The Veils

The Veils : « C’est toujours aussi excitant de monter sur scène »

The Veils sortait le 26 août Total Depravity, son cinquième album. Interview express avec Finn Andrews, le charismatique chef de la bande. Souvenirs souvenirs après leur dernière venue au Café de la Danse en avril 2014 à Paris, où ils avaient jeté une ambiance de feu.

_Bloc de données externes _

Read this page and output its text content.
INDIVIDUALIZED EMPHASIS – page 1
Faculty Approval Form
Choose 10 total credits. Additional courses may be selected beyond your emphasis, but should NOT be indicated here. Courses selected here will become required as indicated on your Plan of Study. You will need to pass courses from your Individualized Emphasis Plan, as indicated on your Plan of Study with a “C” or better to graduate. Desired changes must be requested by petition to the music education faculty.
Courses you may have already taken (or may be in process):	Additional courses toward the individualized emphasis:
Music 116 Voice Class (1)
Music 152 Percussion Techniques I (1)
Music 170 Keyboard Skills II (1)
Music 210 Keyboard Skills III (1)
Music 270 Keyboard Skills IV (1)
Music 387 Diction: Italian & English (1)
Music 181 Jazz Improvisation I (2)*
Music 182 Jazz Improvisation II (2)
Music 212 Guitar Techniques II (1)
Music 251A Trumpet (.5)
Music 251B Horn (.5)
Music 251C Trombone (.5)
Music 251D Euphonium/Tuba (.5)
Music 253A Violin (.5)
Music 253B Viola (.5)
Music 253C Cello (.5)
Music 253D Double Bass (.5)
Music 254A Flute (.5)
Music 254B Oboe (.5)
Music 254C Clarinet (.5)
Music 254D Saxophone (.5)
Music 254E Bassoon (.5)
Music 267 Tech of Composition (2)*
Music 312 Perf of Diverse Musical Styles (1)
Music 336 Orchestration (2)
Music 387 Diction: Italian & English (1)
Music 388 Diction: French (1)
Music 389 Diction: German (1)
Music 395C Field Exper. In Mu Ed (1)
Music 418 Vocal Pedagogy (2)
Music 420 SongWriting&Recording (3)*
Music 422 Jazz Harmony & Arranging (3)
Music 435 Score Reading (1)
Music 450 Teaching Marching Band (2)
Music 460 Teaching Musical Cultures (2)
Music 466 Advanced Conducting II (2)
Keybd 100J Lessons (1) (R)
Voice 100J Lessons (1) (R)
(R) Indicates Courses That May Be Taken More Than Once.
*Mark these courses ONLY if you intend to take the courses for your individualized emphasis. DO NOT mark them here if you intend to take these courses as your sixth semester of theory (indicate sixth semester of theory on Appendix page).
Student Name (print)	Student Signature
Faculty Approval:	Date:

L’univers musical de ton nouvel album Total Depravity semble plus nuancé et sombre comparé à tes autres albums. Que s’est-il passé ?

Finn Andrews : C’est le résultat de trois années de travail intense et d’expérimentations diverses. Parfois, j’ai du mal à croire que c’est fini. C’est un vrai plaisir d’observer finalement que ce travail puisse voir le jour.

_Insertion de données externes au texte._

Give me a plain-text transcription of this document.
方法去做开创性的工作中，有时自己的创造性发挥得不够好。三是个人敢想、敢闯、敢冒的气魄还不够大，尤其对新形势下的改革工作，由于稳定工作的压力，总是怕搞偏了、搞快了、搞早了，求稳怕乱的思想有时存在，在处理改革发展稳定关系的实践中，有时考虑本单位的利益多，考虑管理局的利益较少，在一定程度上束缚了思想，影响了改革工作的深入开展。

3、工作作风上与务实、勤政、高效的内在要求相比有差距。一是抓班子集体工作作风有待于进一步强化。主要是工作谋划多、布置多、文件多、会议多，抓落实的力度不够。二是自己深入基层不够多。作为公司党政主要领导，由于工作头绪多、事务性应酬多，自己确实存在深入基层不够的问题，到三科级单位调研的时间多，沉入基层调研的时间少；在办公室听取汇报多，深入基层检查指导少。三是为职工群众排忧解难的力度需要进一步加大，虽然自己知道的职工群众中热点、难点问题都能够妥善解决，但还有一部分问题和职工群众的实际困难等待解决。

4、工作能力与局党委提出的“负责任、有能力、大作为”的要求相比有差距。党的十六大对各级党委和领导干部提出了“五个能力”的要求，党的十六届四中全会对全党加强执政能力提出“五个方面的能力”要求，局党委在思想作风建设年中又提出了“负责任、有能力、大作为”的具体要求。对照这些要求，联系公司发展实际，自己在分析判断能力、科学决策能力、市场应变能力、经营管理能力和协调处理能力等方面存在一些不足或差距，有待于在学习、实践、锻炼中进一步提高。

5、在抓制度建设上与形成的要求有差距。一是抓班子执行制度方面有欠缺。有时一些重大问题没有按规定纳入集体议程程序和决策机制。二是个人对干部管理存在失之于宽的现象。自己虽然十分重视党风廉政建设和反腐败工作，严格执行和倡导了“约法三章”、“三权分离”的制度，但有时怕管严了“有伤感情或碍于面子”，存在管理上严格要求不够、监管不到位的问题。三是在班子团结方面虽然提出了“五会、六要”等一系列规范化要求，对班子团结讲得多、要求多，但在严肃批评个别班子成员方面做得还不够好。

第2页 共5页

La pochette de Total Depravity est intéressante. Elle me rappelle ces anciens mythes avec l’ogre mangeur d’enfants. Tu as lu le bouquin ?
total depravity the veils
Pochette de « Total Depravity ».

Oui, d’ailleurs ça fait référence à une peinture de Goya avec Saturne qui mange son fils. Mais les gens peuvent ici l’imaginer différemment. Je ne suis pas sûr si la femme présente sur la pochette est en train d’avaler ou de recracher le noir de sa bouche… peut-être les deux.

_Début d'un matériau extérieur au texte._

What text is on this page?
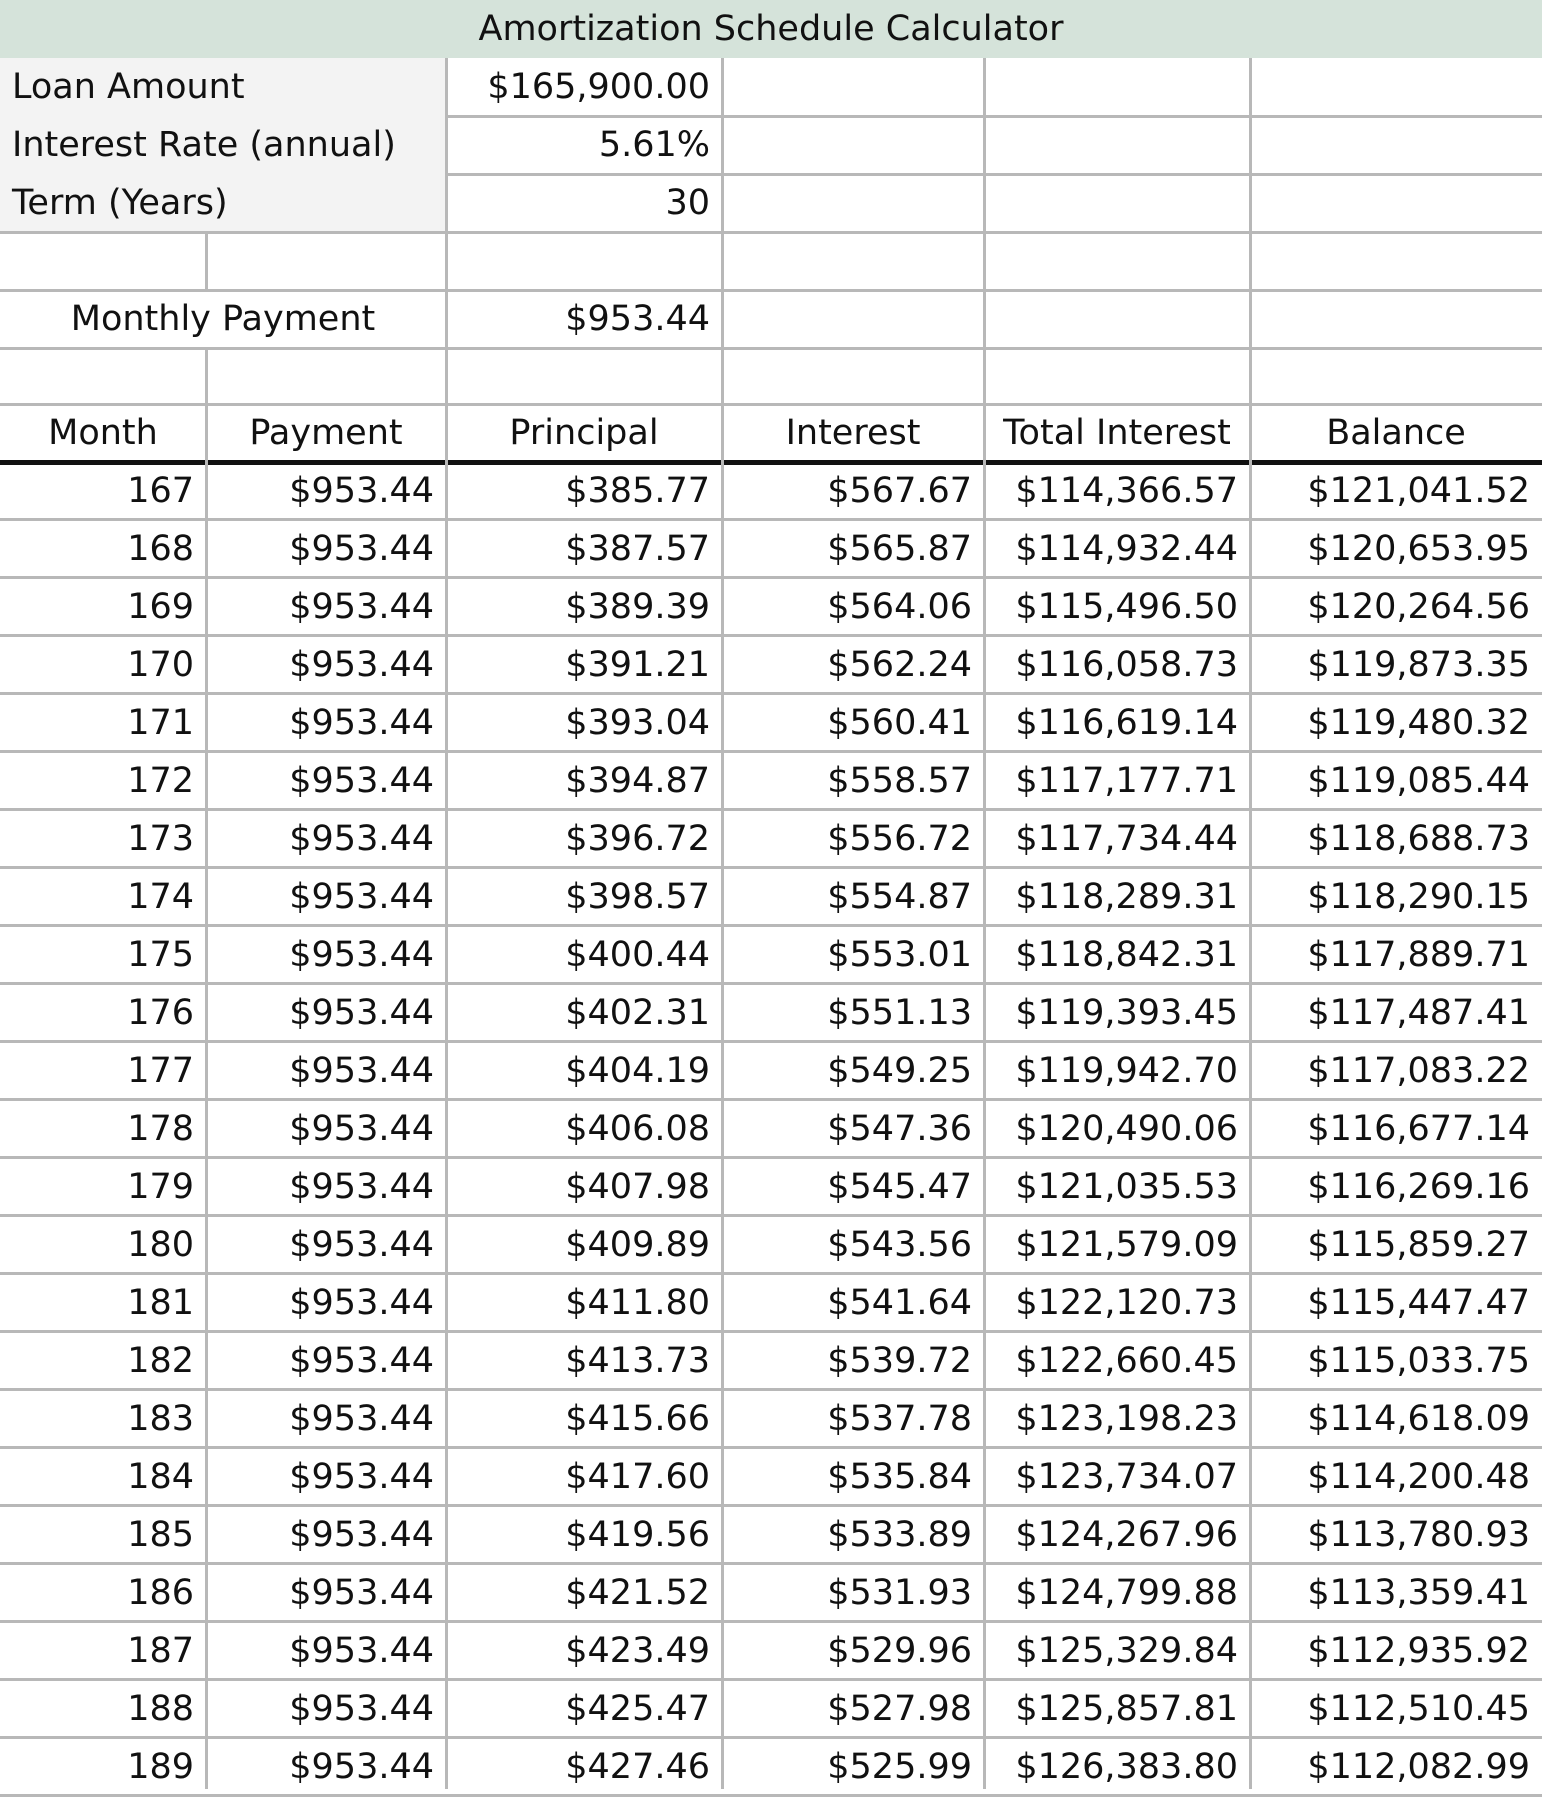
Amortization Schedule Calculator
Loan Amount	$165,900.00
Interest Rate (annual)	5.61%
Term (Years)	30
Monthly Payment	$953.44
Month	Payment	Principal	Interest	Total Interest	Balance
167	$953.44	$385.77	$567.67	$114,366.57	$121,041.52
168	$953.44	$387.57	$565.87	$114,932.44	$120,653.95
169	$953.44	$389.39	$564.06	$115,496.50	$120,264.56
170	$953.44	$391.21	$562.24	$116,058.73	$119,873.35
171	$953.44	$393.04	$560.41	$116,619.14	$119,480.32
172	$953.44	$394.87	$558.57	$117,177.71	$119,085.44
173	$953.44	$396.72	$556.72	$117,734.44	$118,688.73
174	$953.44	$398.57	$554.87	$118,289.31	$118,290.15
175	$953.44	$400.44	$553.01	$118,842.31	$117,889.71
176	$953.44	$402.31	$551.13	$119,393.45	$117,487.41
177	$953.44	$404.19	$549.25	$119,942.70	$117,083.22
178	$953.44	$406.08	$547.36	$120,490.06	$116,677.14
179	$953.44	$407.98	$545.47	$121,035.53	$116,269.16
180	$953.44	$409.89	$543.56	$121,579.09	$115,859.27
181	$953.44	$411.80	$541.64	$122,120.73	$115,447.47
182	$953.44	$413.73	$539.72	$122,660.45	$115,033.75
183	$953.44	$415.66	$537.78	$123,198.23	$114,618.09
184	$953.44	$417.60	$535.84	$123,734.07	$114,200.48
185	$953.44	$419.56	$533.89	$124,267.96	$113,780.93
186	$953.44	$421.52	$531.93	$124,799.88	$113,359.41
187	$953.44	$423.49	$529.96	$125,329.84	$112,935.92
188	$953.44	$425.47	$527.98	$125,857.81	$112,510.45
189	$953.44	$427.46	$525.99	$126,383.80	$112,082.99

Selon toi, quel est votre meilleur album ?

On a essayé de s’y prendre différemment avec chaque album mais il évident que Total Depravity tient une place spéciale dans mon cœur. J’en suis très fier et j’ai hâte de le faire découvrir sur scène au public dans la tournée qui s’annonce.

Justement dans les tournées, as-tu le temps de visiter quelquefois ?

On a une nouvelle tournée mondiale qui s’annonce et on jouera à La Maroquinerie à Paris le 29 octobre et ça va être chouette. Par contre, je ne suis pas un bon touriste quand je ne suis pas avec le groupe, tourner te spoile la vie de touriste. J’aime quand je dois jouer dans une ville, me faire guider dans des endroits inédits par des personnes locales après le concert. C’est palpitant.

The Veils seront en concert à la Maroquinerie le 29 octobre. Places disponibles en résa.
The Veils (Jessica Maccormick)
Crédit photo : Jessica Maccormick.
Dirais-tu que tu grandis avec la musique ou que la musique grandit avec toi ?

Il y a une super phrase que Tom Waits a un jour prononcé : « On aime tous la musique, mais en réalité on voudrait aussi que la musique nous aime. » Je suis d’accord avec ça.

Gardes-tu la même joie de revenir à la scène ?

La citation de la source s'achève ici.